About 12 months ago we launched an early prototype. The answering options were restricted to A/B/C/D and yes/no. We included a student backchannel, where it was possible to ask the teacher questions anonymously and “like” other students’ questions. We then showed the product to many teachers and asked them for feedback and suggestions. I’d say that about two-thirds of the current version was designed based on teacher input.

The academic community can be challenging when it comes to features and requirements. What has your experience been like?

During my time with Microsoft, I worked with many different customer groups. Yes, the academic community is challenging when it comes to requirements. But I met extraordinarily helpful teachers who gave me really valuable feedback to improve letsfeedback and test it in its early development stages.

Providing math and science support can be tricky, especially on older mobile devices. How did you tackle the problem?

When building Web apps you always have to make a compromise on which browser versions and mobile devices you’re supporting. Since MathJax renders in most popular browsers, even those which don’t support webfonts, it gives us a lot of flexibility.

You are located in southern Germany. Can you tell us a little bit about the situation of German startups in educational areas?

There are some challenges for German education startups. Germany’s education institutions are dominated by public schools and universities. There’s a lot of regulation and laws often limit the ability to introduce new technologies into teaching.
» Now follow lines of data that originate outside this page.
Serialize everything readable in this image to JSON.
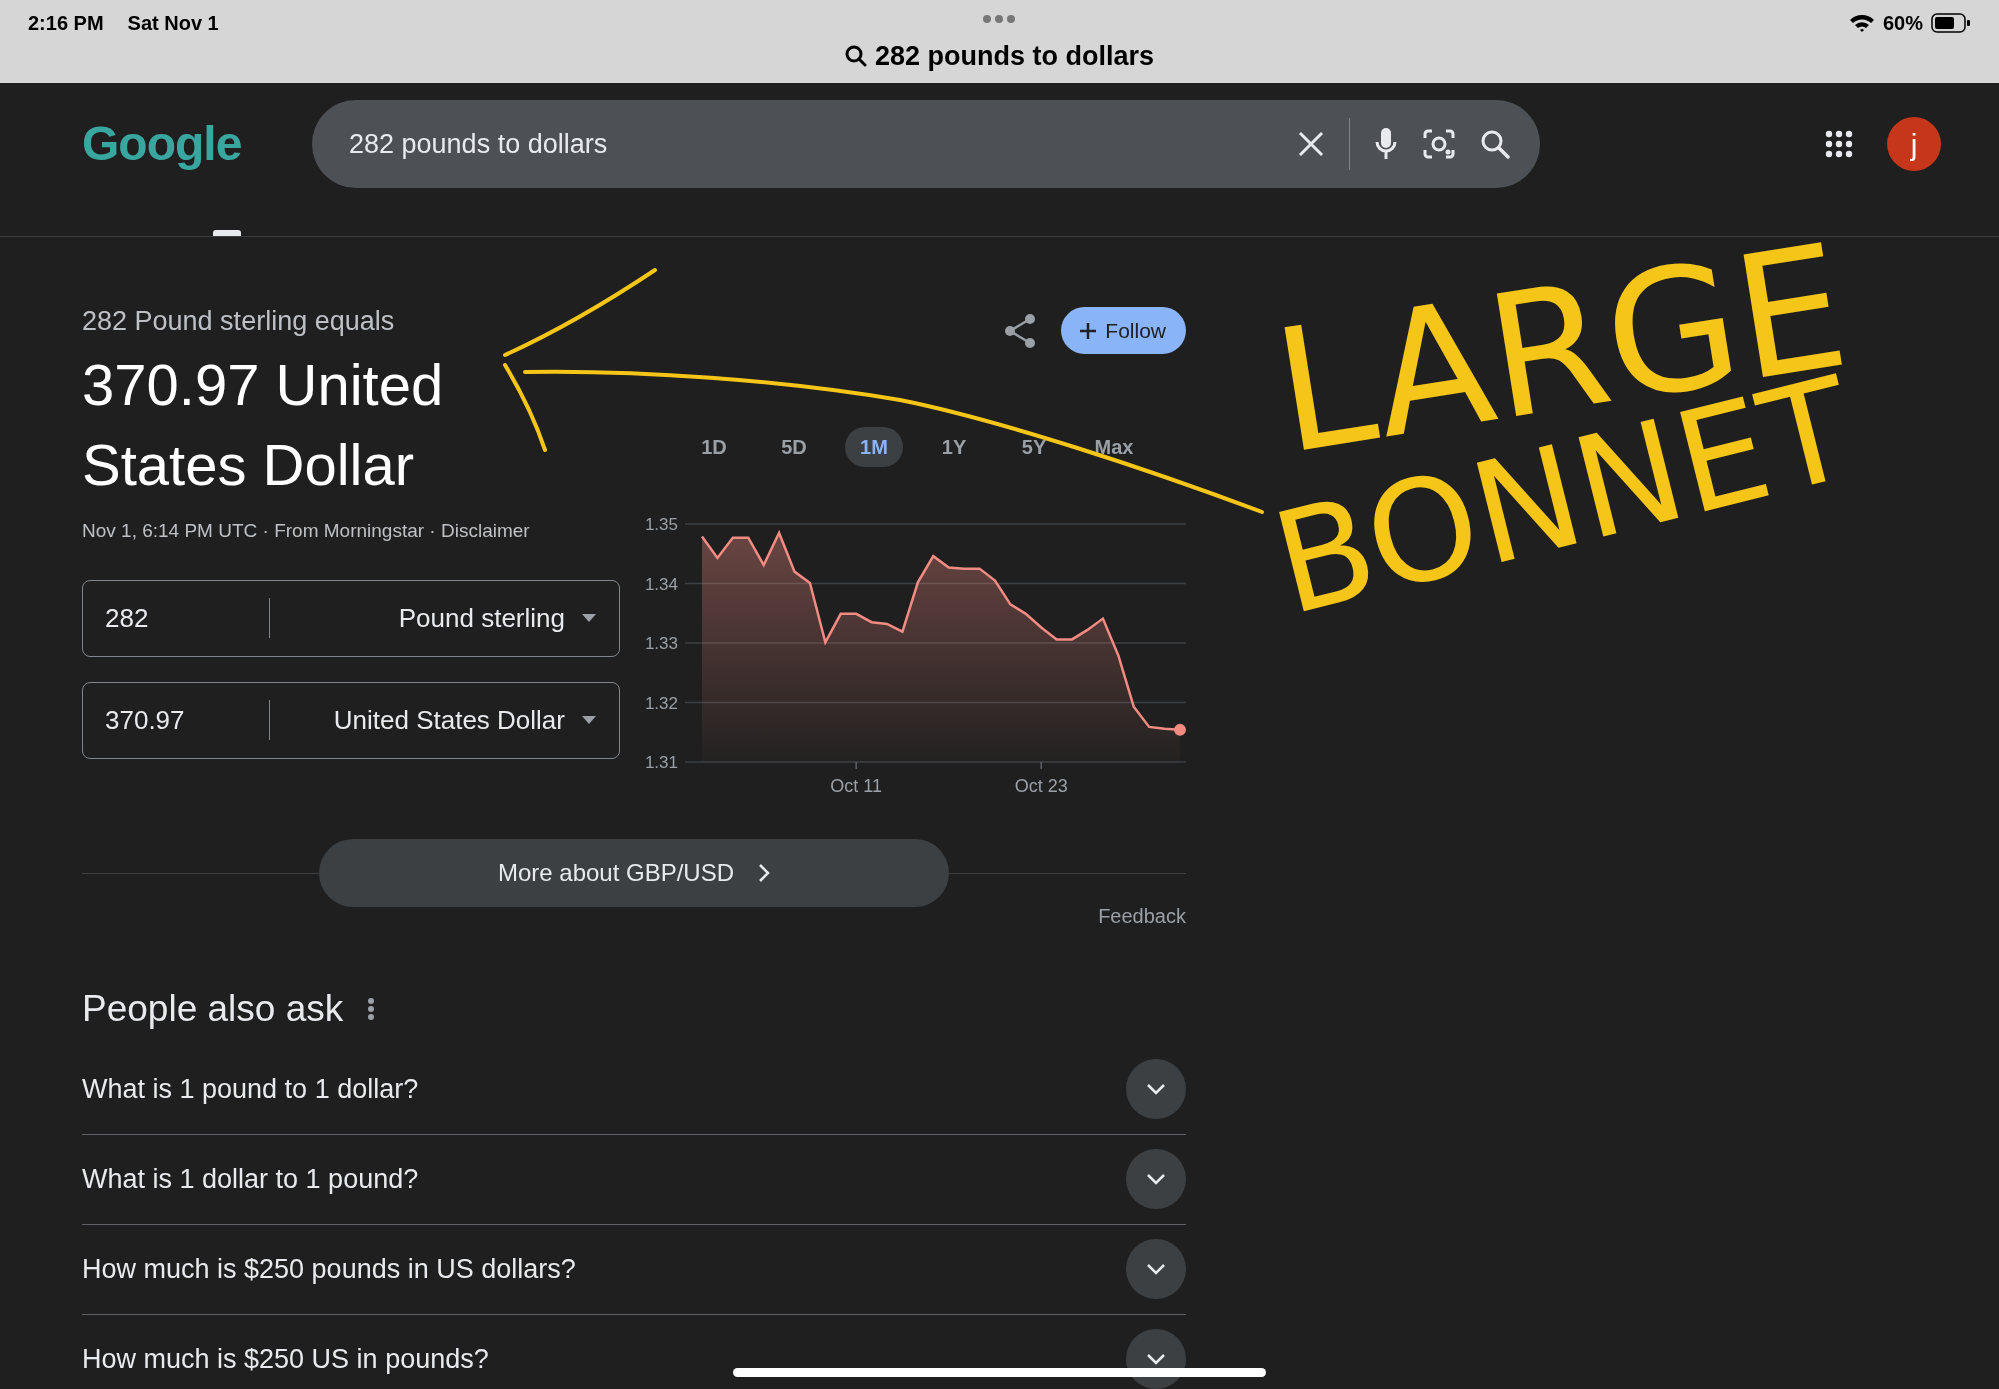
{
  "status_bar": {
    "time": "2:16 PM",
    "date": "Sat Nov 1",
    "battery": "60%"
  },
  "address_bar": {
    "query": "282 pounds to dollars"
  },
  "header": {
    "logo": "Google",
    "search": {
      "value": "282 pounds to dollars"
    },
    "avatar": "j"
  },
  "result": {
    "subtitle": "282 Pound sterling equals",
    "amount": "370.97 United States Dollar",
    "meta": "Nov 1, 6:14 PM UTC · From Morningstar · ",
    "disclaimer": "Disclaimer",
    "follow": "Follow",
    "converter": [
      {
        "value": "282",
        "currency": "Pound sterling"
      },
      {
        "value": "370.97",
        "currency": "United States Dollar"
      }
    ],
    "ranges": [
      {
        "label": "1D",
        "selected": false
      },
      {
        "label": "5D",
        "selected": false
      },
      {
        "label": "1M",
        "selected": true
      },
      {
        "label": "1Y",
        "selected": false
      },
      {
        "label": "5Y",
        "selected": false
      },
      {
        "label": "Max",
        "selected": false
      }
    ],
    "chart_data": {
      "type": "area",
      "categories": [
        null,
        null,
        null,
        null,
        null,
        null,
        null,
        null,
        null,
        null,
        "Oct 11",
        null,
        null,
        null,
        null,
        null,
        null,
        null,
        null,
        null,
        null,
        null,
        "Oct 23",
        null,
        null,
        null,
        null,
        null,
        null,
        null,
        null,
        null
      ],
      "series": [
        {
          "color": "#f28b82",
          "values": [
            1.3479,
            1.3443,
            1.3477,
            1.3477,
            1.3431,
            1.3485,
            1.342,
            1.3401,
            1.3301,
            1.3349,
            1.3349,
            1.3335,
            1.3332,
            1.3319,
            1.3402,
            1.3446,
            1.3427,
            1.3425,
            1.3425,
            1.3405,
            1.3365,
            1.3349,
            1.3326,
            1.3306,
            1.3306,
            1.3322,
            1.3341,
            1.3279,
            1.3193,
            1.3159,
            1.3156,
            1.3154
          ]
        }
      ],
      "ylim": [
        1.31,
        1.35
      ],
      "grid": true,
      "yticks": [
        1.31,
        1.32,
        1.33,
        1.34,
        1.35
      ]
    },
    "more_button": "More about GBP/USD",
    "feedback": "Feedback"
  },
  "people_also_ask": {
    "title": "People also ask",
    "questions": [
      "What is 1 pound to 1 dollar?",
      "What is 1 dollar to 1 pound?",
      "How much is $250 pounds in US dollars?",
      "How much is $250 US in pounds?"
    ]
  },
  "annotation": {
    "lines": [
      "LARGE",
      "BONNET"
    ]
  }
}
Many institutions don’t allow applications which have Facebook or Google integrations, and the data has to be kept within the borders of the European Union.

The percentage of startups focusing on education is certainly lower than in the US. But there are some really interesting companies. One interesting fact about Germany is that it has always been an export country. So the majority of startups have global markets in mind when they create new products.

How have the responses to letsfeedback been so far? Any surprises between speaker and audience response?

We got an overall positive response. Teachers are telling us that even with a large number of listeners they can achieve a high degree of interactivity. Students were much more engaged in lectures and liked using letsfeedback. Teachers of the Liverpool Hope University observed a substantial increase in the number of questions posted that were pertinent and of an academic nature. letsfeedback also allowed them to monitor progress within lectures.

How are speakers and audience able to re-use the content they produce at letsfeedback and beyond?

Speakers can create clones of their letsfeedback classes and reuse or adapt the questions for new lectures. They also get a PDF report of a class and can decide to share parts of the content with their students. For the next product iteration we’re looking into more student-specific features

How do you meet the challenge of user privacy in an audience response system?

Teachers communicate class codes to their students, with which they can access and answer the questions. We don’t store any student names or email addresses in our system.

What are your near and long term plans for the future of letsfeedback?

The upcoming product iteration will be going live in November. We will introduce a new question type with numerical-only answers. Teachers will also be able to mark correct answers. We will launch a Spanish version within the next few months.

In the long term, we want make letsfeedback available in more languages. We will introduce more sharing options for classes, and questions and answers to colleagues and students. Also, we’re investigating native apps for mobile devices.

Thank you for the interview! We look forward to seeing how letsfeedback keeps pushing the envelope for STEM education apps.